Finland and Sweden’s accession to NATO has worsened the strategic outlook for protecting ballistic missile submarine operations from the Kola Peninsula, accelerating the dispersion of forces across the Arctic marginal seas and elevating the Pacific Fleet’s role in strategic deterrence. The NSR legal regime is an integral part of this architecture: by asserting that key straits constitute internal waterways — in defiance of UNCLOS — and by creating regulatory tripwires around unauthorised transit, Russia converts legal ambiguity into strategic ambiguity.

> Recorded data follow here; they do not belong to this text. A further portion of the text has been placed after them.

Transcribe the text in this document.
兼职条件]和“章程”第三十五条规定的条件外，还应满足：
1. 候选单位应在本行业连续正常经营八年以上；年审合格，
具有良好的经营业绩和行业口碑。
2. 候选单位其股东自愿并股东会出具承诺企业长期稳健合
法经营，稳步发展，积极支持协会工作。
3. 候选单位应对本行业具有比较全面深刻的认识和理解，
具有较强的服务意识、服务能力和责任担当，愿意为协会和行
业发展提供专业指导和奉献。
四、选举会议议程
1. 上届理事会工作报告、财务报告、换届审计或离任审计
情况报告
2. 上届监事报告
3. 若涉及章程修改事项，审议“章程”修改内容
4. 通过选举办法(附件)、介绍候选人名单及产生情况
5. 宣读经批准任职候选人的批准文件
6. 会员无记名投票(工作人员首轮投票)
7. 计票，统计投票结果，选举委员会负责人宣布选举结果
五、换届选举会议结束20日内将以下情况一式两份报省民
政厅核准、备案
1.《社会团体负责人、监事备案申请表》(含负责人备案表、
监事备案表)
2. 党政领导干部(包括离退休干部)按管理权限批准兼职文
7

Some Russian legal scholars have gone further, arguing that unauthorised transit could constitute an act of aggression, or that Russia could lawfully close the Kara Sea to foreign navigation in retaliation for Western sanctions.

Within the TATC, the NSR serves as the critical connector — binding Siberia’s major river systems and rail networks into a unified infrastructure that is as much military as it is commercial. The announced modernisation of the White Sea-Baltic Canal, taken alongside the recent deployment of modern missile corvettes on Lake Ladoga, points to the on-going integration of the Baltic and the Arctic into a single operational space, with brown-water non-strategic deterrent capabilities build-up potentially underway. The corridor, in other words, is not only an answer to Western sanctions — it equally outlines the countours of an ambitious circumpolar deterrence posture. Russia’s strategy in the Arctic is undergoing a fundamental shift, which can be described as evolving away from the Kola-centred bastion model and toward reaslisation of a Eurasian grand strategy vision.

For NATO, Mariia concluded, understanding Russia’s deterrence comprehensively is an imperative of credible response. Along with military-strategic developments, it is important to keep a big picture in mind – whereas legal frameworks have become an instrument of escalation control in as much as military signalling.